Dr. Robert Turner – How Can Parents Help Their Child Who is a Victim of Physical Abuse
Child abuse is a traumatic experience for any child and parent. However, it still happens frequently, and some of the cases often go unreported. Children who are victims of sexual abuse remain scarred for life, and some even hold themselves accountable for the incident, especially if it takes place with someone they know. It is imperative that they should take professional help in the form of counseling and other types of treatment to recover and heal from their traumatic experience and move ahead in life without guilt.
Dr. Robert Turner is an eminent counselor and a man of faith. He goes to his local church regularly and serves the community with his professional counseling services. He actively participates in many socio-civic activities to help the less fortunate and underprivileged people in the community. He specializes in helping people who are victims of sexual abuse and assault. He helps them heal and recover from their past traumatic experiences so they can move forward in life.
Tackling the cruel reality of child sexual abuse
According to him, child sexual abuse is no different from adult sexual abuse or assault. The reactions are more or less the same. Parents and guardians have to look out for signs of changes in their child’s behavior. The offender threatens many children, and so they are silent victims. The case becomes worse when the child is sexually abused or assaulted by someone they already know, and some cases can even take place in the child’s own home.
Victims of child sexual abuse generally have nightmares, have trouble concentrating, problems sleeping, often display regressive behavior like thumb sucking, wetting the bed, or a significant drop in their grades at school.
Tips for parents
When a child has opened up about the abuse, it is important for you as a parent not to be emotionally charged for revenge or face the offender immediately. This is a natural response for any parent. However, your child first needs to be placed in a safe environment to ensure he/she is protected from guilt, shame and judgment, and harm.
How are you supposed to react?
There is no “right” way to react when your child is a victim of sexual abuse or assault.

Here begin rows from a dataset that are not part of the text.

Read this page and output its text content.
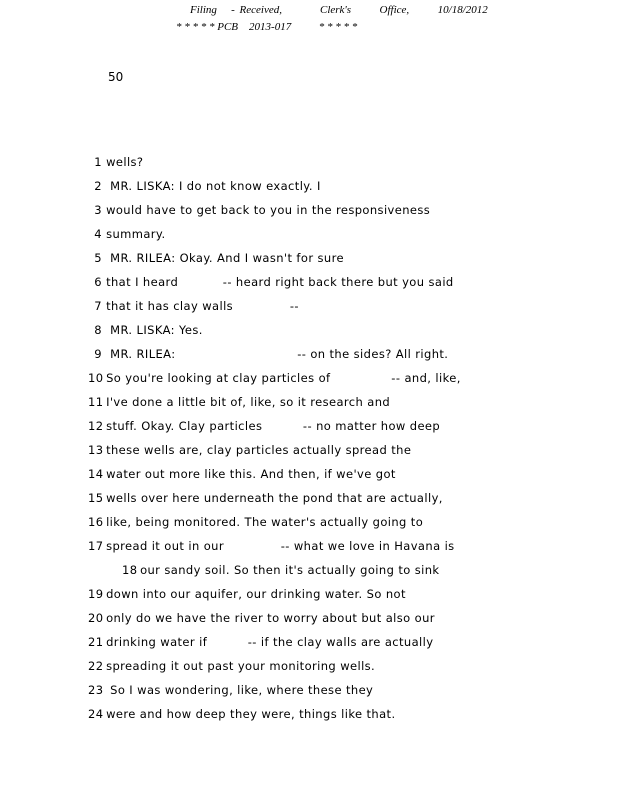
Filing   - Received,        Clerk's      Office,      10/18/2012
* * * * * PCB    2013-017          * * * * *
50
1 wells?
2  MR. LISKA: I do not know exactly. I
3 would have to get back to you in the responsiveness
4 summary.
5  MR. RILEA: Okay. And I wasn't for sure
6 that I heard           -- heard right back there but you said
7 that it has clay walls              --
8  MR. LISKA: Yes.
9  MR. RILEA:                              -- on the sides? All right.
10 So you're looking at clay particles of               -- and, like,
11 I've done a little bit of, like, so it research and
12 stuff. Okay. Clay particles          -- no matter how deep
13 these wells are, clay particles actually spread the
14 water out more like this. And then, if we've got
15 wells over here underneath the pond that are actually,
16 like, being monitored. The water's actually going to
17 spread it out in our              -- what we love in Havana is
18 our sandy soil. So then it's actually going to sink
19 down into our aquifer, our drinking water. So not
20 only do we have the river to worry about but also our
21 drinking water if          -- if the clay walls are actually
22 spreading it out past your monitoring wells.
23  So I was wondering, like, where these they
24 were and how deep they were, things like that.
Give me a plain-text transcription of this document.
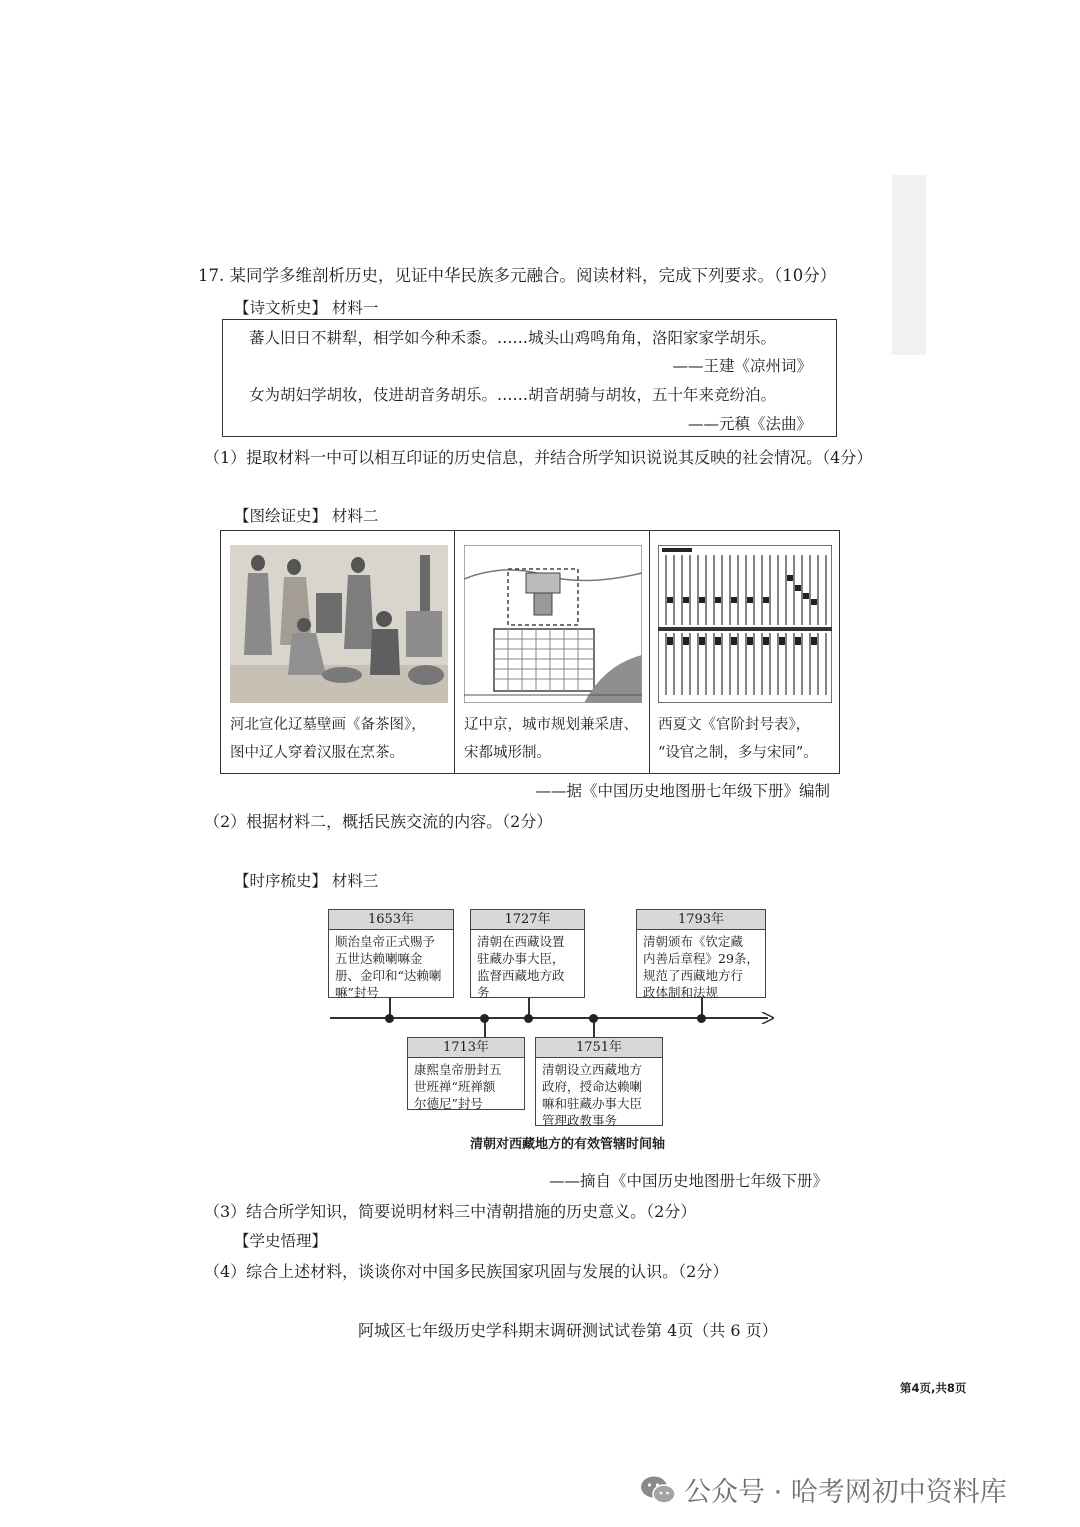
17. 某同学多维剖析历史，见证中华民族多元融合。阅读材料，完成下列要求。（10分）
【诗文析史】 材料一
蕃人旧日不耕犁，相学如今种禾黍。……城头山鸡鸣角角，洛阳家家学胡乐。
——王建《凉州词》
女为胡妇学胡妆，伎进胡音务胡乐。……胡音胡骑与胡妆，五十年来竞纷泊。
——元稹《法曲》
（1）提取材料一中可以相互印证的历史信息，并结合所学知识说说其反映的社会情况。（4分）
【图绘证史】 材料二
河北宣化辽墓壁画《备茶图》，
图中辽人穿着汉服在烹茶。
辽中京，城市规划兼采唐、
宋都城形制。
西夏文《官阶封号表》，
“设官之制，多与宋同”。
——据《中国历史地图册七年级下册》编制
（2）根据材料二，概括民族交流的内容。（2分）
【时序梳史】 材料三
1653年
顺治皇帝正式赐予
五世达赖喇嘛金
册、金印和“达赖喇
嘛”封号
1727年
清朝在西藏设置
驻藏办事大臣，
监督西藏地方政
务
1793年
清朝颁布《钦定藏
内善后章程》29条，
规范了西藏地方行
政体制和法规
1713年
康熙皇帝册封五
世班禅“班禅额
尔德尼”封号
1751年
清朝设立西藏地方
政府，授命达赖喇
嘛和驻藏办事大臣
管理政教事务
清朝对西藏地方的有效管辖时间轴
——摘自《中国历史地图册七年级下册》
（3）结合所学知识，简要说明材料三中清朝措施的历史意义。（2分）
【学史悟理】
（4）综合上述材料，谈谈你对中国多民族国家巩固与发展的认识。（2分）
阿城区七年级历史学科期末调研测试试卷第 4页（共 6 页）
第4页,共8页
公众号 · 哈考网初中资料库
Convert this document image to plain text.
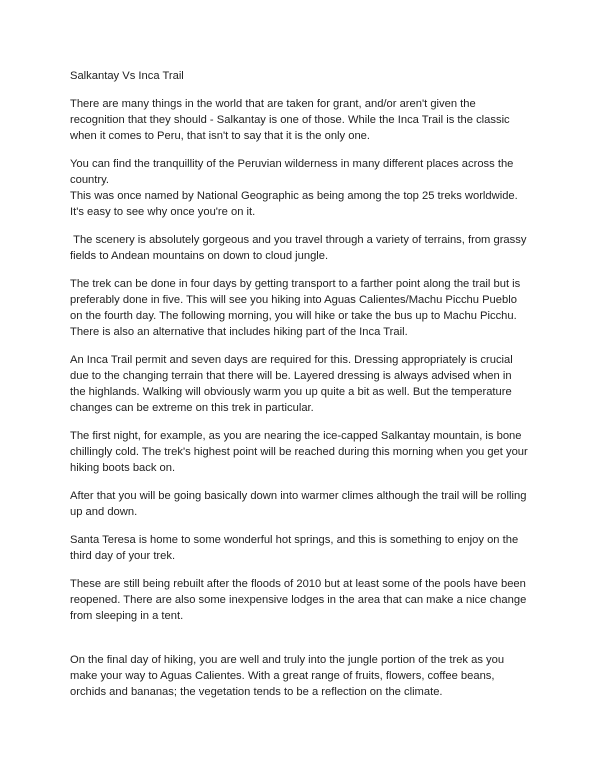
Salkantay Vs Inca Trail

There are many things in the world that are taken for grant, and/or aren't given the recognition that they should - Salkantay is one of those. While the Inca Trail is the classic when it comes to Peru, that isn't to say that it is the only one.

You can find the tranquillity of the Peruvian wilderness in many different places across the country.

This was once named by National Geographic as being among the top 25 treks worldwide. It's easy to see why once you're on it.

The scenery is absolutely gorgeous and you travel through a variety of terrains, from grassy fields to Andean mountains on down to cloud jungle.

The trek can be done in four days by getting transport to a farther point along the trail but is preferably done in five. This will see you hiking into Aguas Calientes/Machu Picchu Pueblo on the fourth day. The following morning, you will hike or take the bus up to Machu Picchu. There is also an alternative that includes hiking part of the Inca Trail.

An Inca Trail permit and seven days are required for this. Dressing appropriately is crucial due to the changing terrain that there will be. Layered dressing is always advised when in the highlands. Walking will obviously warm you up quite a bit as well. But the temperature changes can be extreme on this trek in particular.

The first night, for example, as you are nearing the ice-capped Salkantay mountain, is bone chillingly cold. The trek's highest point will be reached during this morning when you get your hiking boots back on.

After that you will be going basically down into warmer climes although the trail will be rolling up and down.

Santa Teresa is home to some wonderful hot springs, and this is something to enjoy on the third day of your trek.

These are still being rebuilt after the floods of 2010 but at least some of the pools have been reopened. There are also some inexpensive lodges in the area that can make a nice change from sleeping in a tent.

On the final day of hiking, you are well and truly into the jungle portion of the trek as you make your way to Aguas Calientes. With a great range of fruits, flowers, coffee beans, orchids and bananas; the vegetation tends to be a reflection on the climate.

Some of the common types of feelings you will have will revolve around fear, anger, anxiety, and sadness. In most cases, you will have mixed feelings of these emotions that can also be overwhelming.
Since your child is counting on your availability and support, you need to meet a counselor who is a specialist in this field immediately. Dealing with your emotions is draining, and this is where professional help steps in to assist you through the path. Make sure that your reactions and feelings do not interfere with your child’s welfare, as it is not simple for you or the victim to let the incident pass smoothly. Talking with a counselor such as Robert Turner will help you take the right steps to recovery and healing both for your child and yourself.